Salomone Venezia figlio di Isacco Venezia e Angel Doudoun, nato a Salonicco ma ebreo italiano con origine a Venezia, dove i suoi documenti sono conservati all’anagrafe del Comune, è tornato nella città che ha dato il nome alla sua famiglia, non come turista ma come membro della sua comunità grazie all’invito del prof. Shaul Bassi, e del Consiglio dell’Ateneo Veneto.
Dopo che il libro “Sonderkommando Auschwitz”, scritto con la giornalista Béatrice Prasquier, è stato tradotto in 23 lingue e dopo che l’Unesco ha celebrato la giornata della memoria 2011, invitando Shlomo Venezia come testimonial di eccellenza, finalmente anche la città di Venezia ha accolto la sua straordinaria voce nell’incontro di mercoledì 16 febbraio.
La sala dell’Ateneo nel Campo San Fantin, si è riempita di persone giovani e meno giovani, molti i membri della comunità ebraica di Venezia e tra tutti Amos Luzzato, attuale presidente della comunità.
Dal tavolo dei relatori Michele Gottardi, presidente dell’Ateneo, e Simon Levis Sullam, giovane storico di Cà Foscari, hanno introdotto la serata con i saluti e i ringraziamenti da parte del Sindaco e dell’assessore alla Cultura della città, oltre che con una presentazione molto precisa che ha sottolineato l’unicità della testimonianza di Shlomo Venezia.
Gli amici de “Il Fiume” sanno con quanta lucidità e forza instancabile Shlomo racconti le vicende della sua vita altrimenti oscura, se non fosse stato per l’accanimento nazista a sterminare metodo industriale facendolo diventare uno degli ingranaggi del sistema.
Il suo racconto è sempre il più scarno possibile, perché è difficile trovare le parole per dire quel che ha vissuto, e quando parla del compito cui era destinato deve usare la parola “lavoro” perché la più neutra da emozione e la più vicina a quello che i nazisti avevano creato. Una catena di montaggio dell’orrore in cui i membri del “sonderkommando” svolgevano un lavoro a “tempo determinato”, fino alla loro stessa uccisione perché testimoni scomodi.
Più volte abbiamo sentito la sua testimonianza ma questa volta la sua forza viene ravvivata dal luogo e dall’occasione. Per merito dei membri del Consiglio dell’Ateneo Veneto, prestigiosa istituzione culturale della città di Venezia, la testimonianza così unica ha avuto una cornice degna che nemmeno il tempo inclemente è riuscito a scalfire.

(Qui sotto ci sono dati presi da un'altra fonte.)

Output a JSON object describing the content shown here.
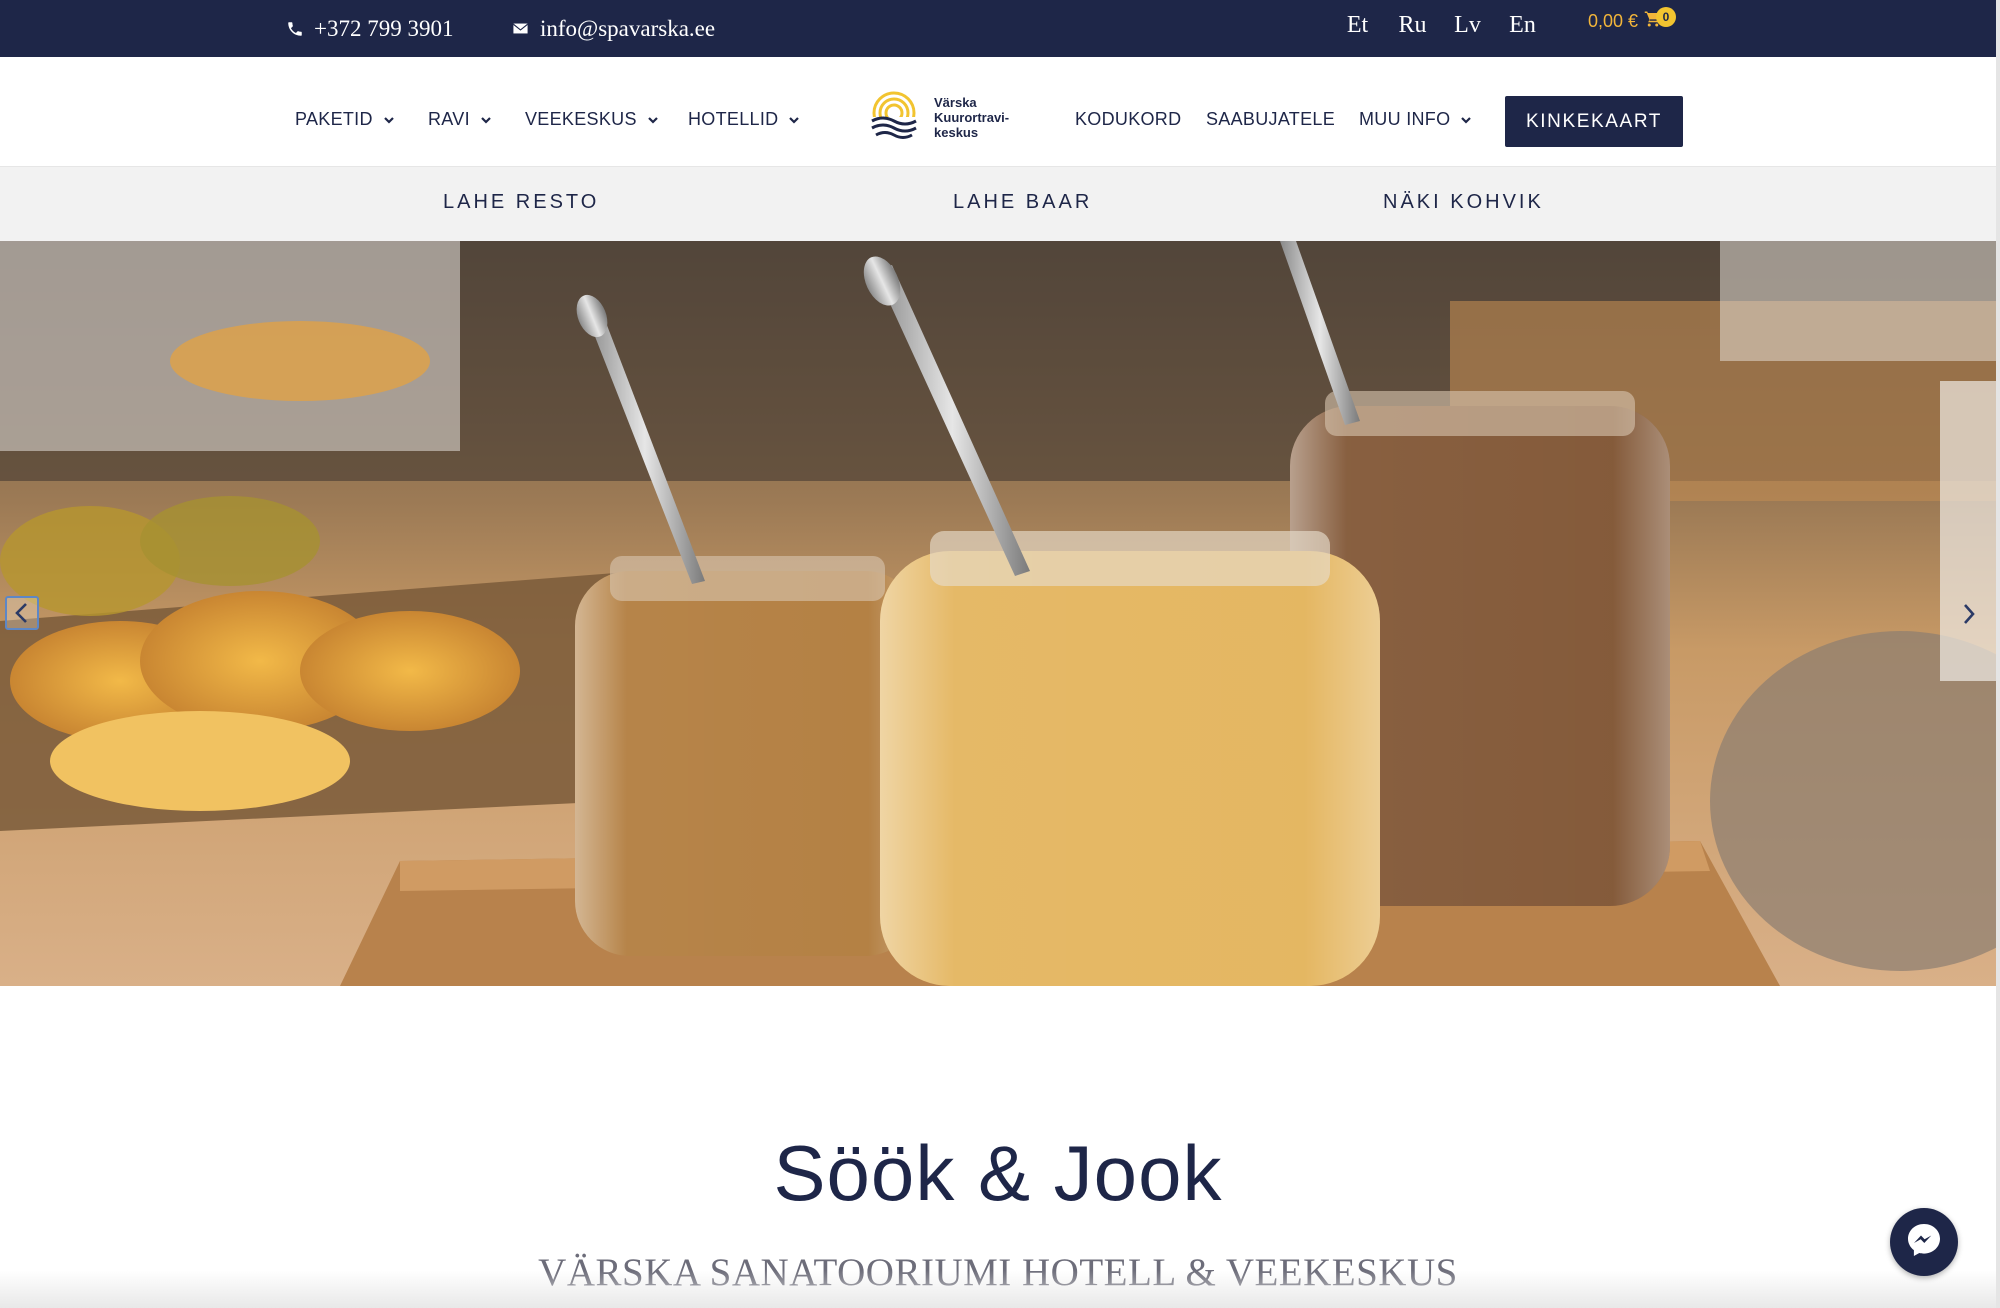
{
  "topbar": {
    "phone": "+372 799 3901",
    "email": "info@spavarska.ee",
    "languages": [
      "Et",
      "Ru",
      "Lv",
      "En"
    ],
    "cart_total": "0,00 €",
    "cart_count": "0"
  },
  "nav": {
    "left": [
      "PAKETID",
      "RAVI",
      "VEEKESKUS",
      "HOTELLID"
    ],
    "right_plain": [
      "KODUKORD",
      "SAABUJATELE"
    ],
    "right_dropdown": "MUU INFO",
    "gift_button": "KINKEKAART"
  },
  "logo": {
    "line1": "Värska",
    "line2": "Kuurortravi-",
    "line3": "keskus"
  },
  "subnav": [
    "LAHE RESTO",
    "LAHE BAAR",
    "NÄKI KOHVIK"
  ],
  "hero": {
    "image_alt": "Glass jars of cereal and granola on a breakfast buffet"
  },
  "content": {
    "title": "Söök & Jook",
    "subtitle": "VÄRSKA SANATOORIUMI HOTELL & VEEKESKUS"
  },
  "colors": {
    "navy": "#1e2648",
    "accent_gold": "#f2b53a",
    "subnav_bg": "#f2f2f2"
  },
  "icons": [
    "phone-icon",
    "mail-icon",
    "cart-icon",
    "chevron-down-icon",
    "chevron-left-icon",
    "chevron-right-icon",
    "messenger-icon"
  ]
}
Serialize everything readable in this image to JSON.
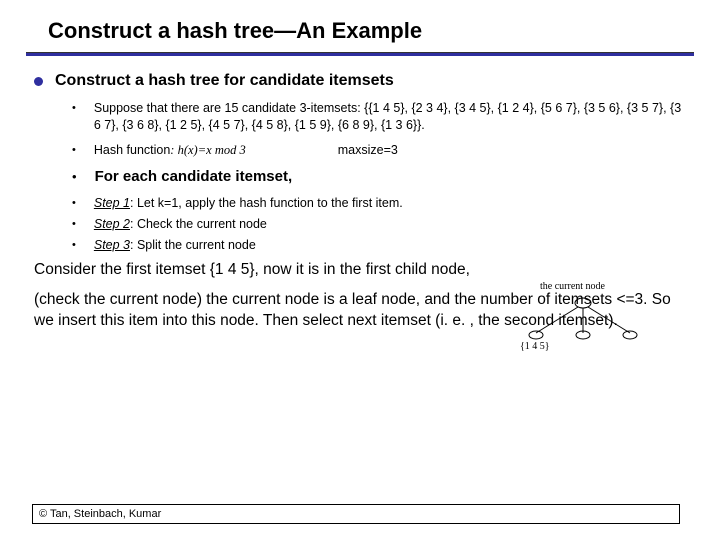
{
  "title": "Construct a hash tree—An Example",
  "heading": "Construct a hash tree for candidate itemsets",
  "b1": "Suppose that there are 15 candidate 3-itemsets: {{1 4 5}, {2 3 4}, {3 4 5}, {1 2 4}, {5 6 7}, {3 5 6}, {3 5 7}, {3 6 7}, {3 6 8}, {1 2 5}, {4 5 7}, {4 5 8}, {1 5 9}, {6 8 9}, {1 3 6}}.",
  "b2_prefix": "Hash function",
  "b2_colon": ": ",
  "b2_fn": "h(x)=x mod 3",
  "b2_max": "maxsize=3",
  "b3": "For each candidate itemset,",
  "s1_label": "Step 1",
  "s1_text": ": Let k=1, apply the hash function to the first item.",
  "s2_label": "Step 2",
  "s2_text": ": Check the current node",
  "s3_label": "Step 3",
  "s3_text": ": Split the current node",
  "para1": "Consider the first itemset {1 4 5}, now it is in the first child node,",
  "para2": "(check the current node) the current node is a leaf node, and the number of itemsets <=3. So we insert this item into this node. Then select next itemset (i. e. , the second itemset).",
  "diagram_top": "the current node",
  "diagram_leaf": "{1 4 5}",
  "footer": "© Tan, Steinbach, Kumar"
}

Così l’incontro ha tenuto incollati alla voce di Shlomo i molti presenti, attenti e partecipi fino alla fine, quando, dopo l’abbraccio di Amos Luzzato, tutti hanno avuto il tempo di salutare e avvicinare Shlomo per avere la sua firma sul libro, a suggello di una giornata particolare.
La pioggia insistente ha impedito ai coniugi Venezia, nel corso della giornata, di uscire e fare una visita alla città, in compenso l’instancabile Marika si è avventurata all’anagrafe di Cà Farsetti, dove un funzionario ha confermato che lo stato di famiglia di Shlomo Venezia è presente e annovera, accanto ai genitori Isacco e Angel, i figli Mosche (Moisè – Moritz, il fratello sopravvissuto ad Auschwitz), Salomone-Shlomo, Rachel (la sorella maggiore anche lei sopravvissuta al campo), le piccole Maria e Marta (uccise con la madre all’arrivo al campo).
Confermata dall’anagrafe veneziana, l’appartenenza alla città ora resterebbe da scoprire attraverso gli archivi storici o della comunità ebraica, quando dalla Spagna arrivò la famiglia dei perseguitati, senza cognome, che come altri cercò scampo e lo trovò, anche se provvisorio, nella Serenissima. Chissà che questo ritorno non sia anche un riavvicinamento al lontano passato e non possa, col tempo, aggiungere un tassello alla storia di Shlomo Venezia.